As if anyone in this country could possibly not be aware this is an election year, show me that person who is oblivious to the news, to the special reports on the primary in New Hampshire and the Iowa caucus that just ended this past week.
We should all brace ourselves because with the field so congested, shall we say, on both sides of the street -with many candidates vying for the party nomination for the presidential election.
I have not made a decision for myself as yet exactly which candidate I would prefer to see get the nomination - either for my party or for the opposition.
But what I would really appreciate is fair and balanced reporting about each and every candidate. In a country that touts itself as having great freedom of the press, of speech, I don't think that is too much to ask, do you?
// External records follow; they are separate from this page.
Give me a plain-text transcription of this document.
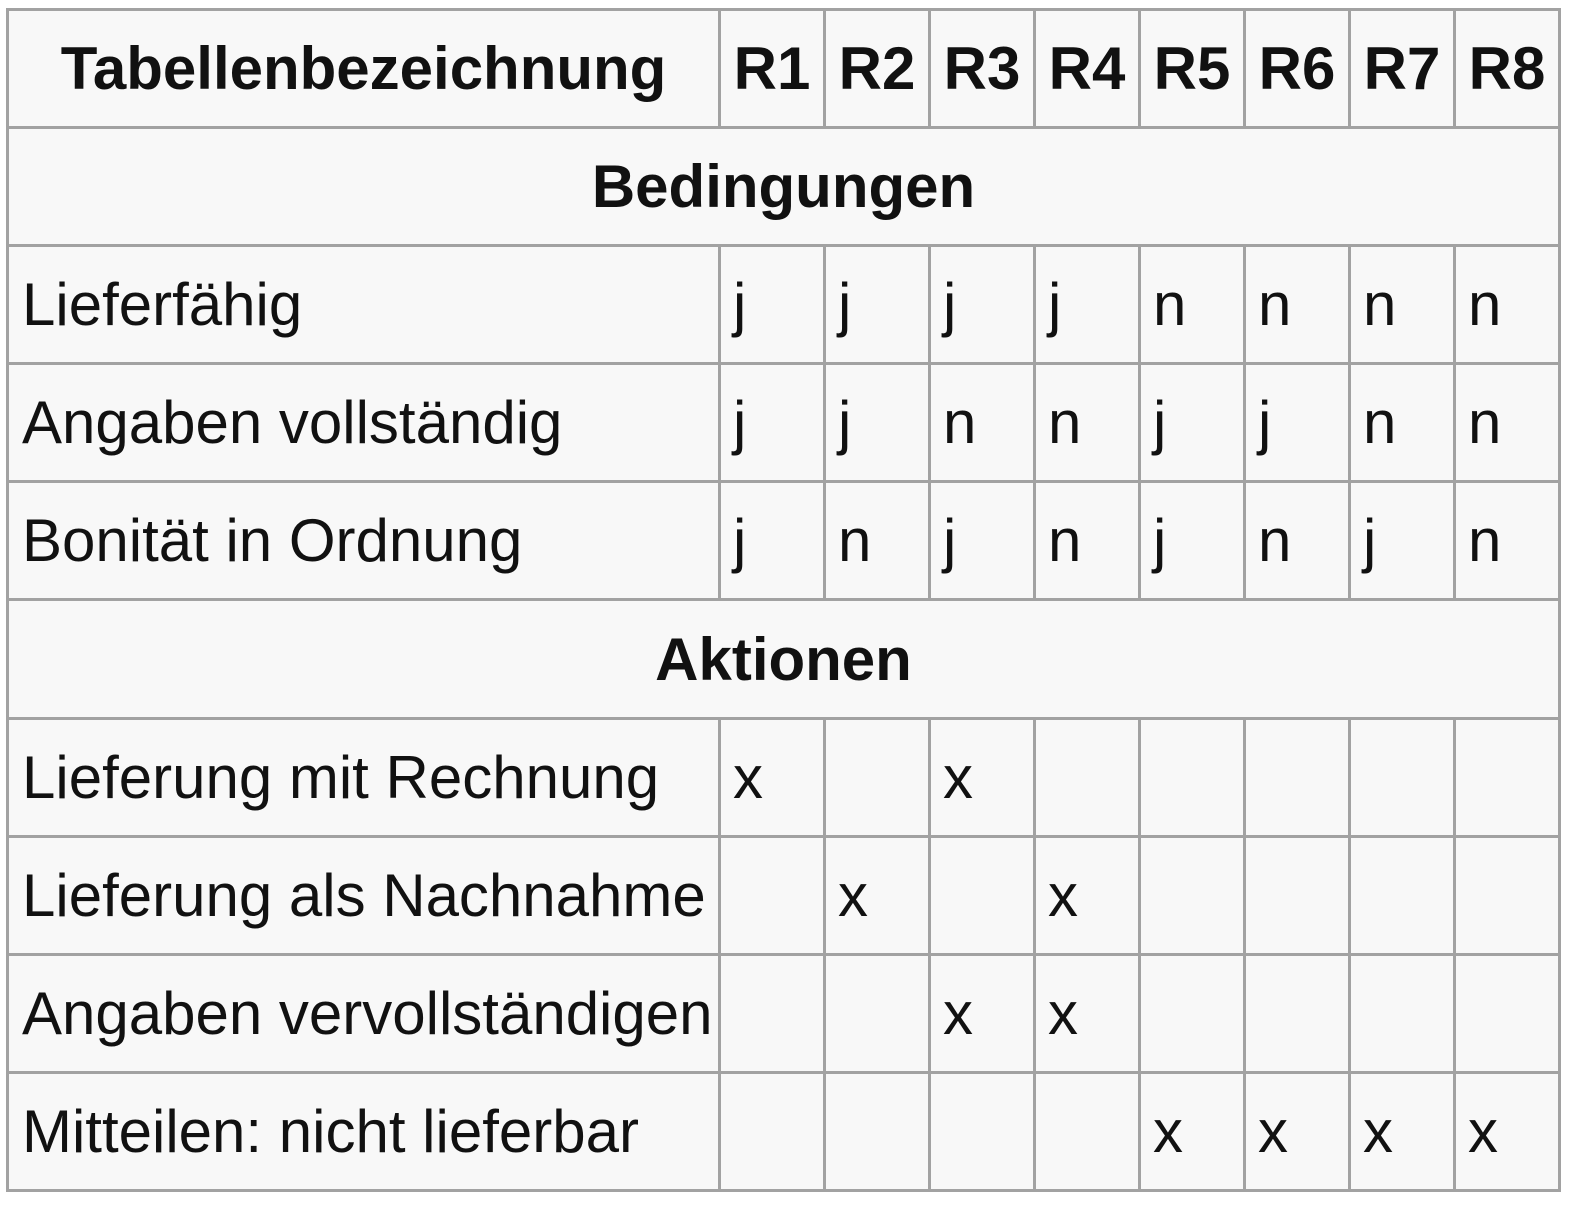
Tabellenbezeichnung	R1	R2	R3	R4	R5	R6	R7	R8
Bedingungen								
Lieferfähig	j	j	j	j	n	n	n	n
Angaben vollständig	j	j	n	n	j	j	n	n
Bonität in Ordnung	j	n	j	n	j	n	j	n
Aktionen								
Lieferung mit Rechnung	x		x					
Lieferung als Nachnahme		x		x				
Angaben vervollständigen			x	x				
Mitteilen: nicht lieferbar					x	x	x	x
This morning, my friend Minnesota Blue sent me a piece that I think regardless of your opinion of HIlary Clinton everyone should read. This article, while focusing primarily on ways the author feels Ms. Clinton has been given unfair or biased coverage by the media - primarily by MSNBC's program "Hardball" and more specifically, by Chris Matthews, a reporter/correspondent person on that program, the issue also pertains to other people - women - who have come into the line of fire by Mr. Matthews.
I watch this program on rare occasions - mainly if I happen to have MSNBC on late at night and fall asleep then wake up to hear Chris Matthews expounding his thoughts on various issues. At times, I have been confused by what I would awake hearing and thinking somehow I had been a bit groggy and accidentally clicked on the Fox network news. His attitude, demeanor, base knowledge all too often, turns me off totally so I rarely do watch this program as a matter of choice - just purely by accident.
Frankly, I think MSNBC is very lax in not addressing his manner of reporting, his patronizing attitude towards women as well as towards issues that often have a strong impact too on women's lives as well.
Check out this article though and see if you don't see the writer's point that comparing Ms. Clinton's voice, her choice of clothing, other aspects about her to male counterparts various political platforms, not their dress, their voice, their laugh -their whatever personal attributes making each person who he or she is would be biased and very unfair reporting.
Each candidate should be given fair reporting -not about how they speak or laugh but about what they actually say - what their tenets are, their creed, their beliefs, their ambitions. If the election were for a personality contest, fashion show or anything that superficial, then compare away on appearance. But it's not so make the field a level one for all concerned by fair and unbiased reporting through the media and that means to keep you opinion then strictly to yourself if you are doing a job in that medium.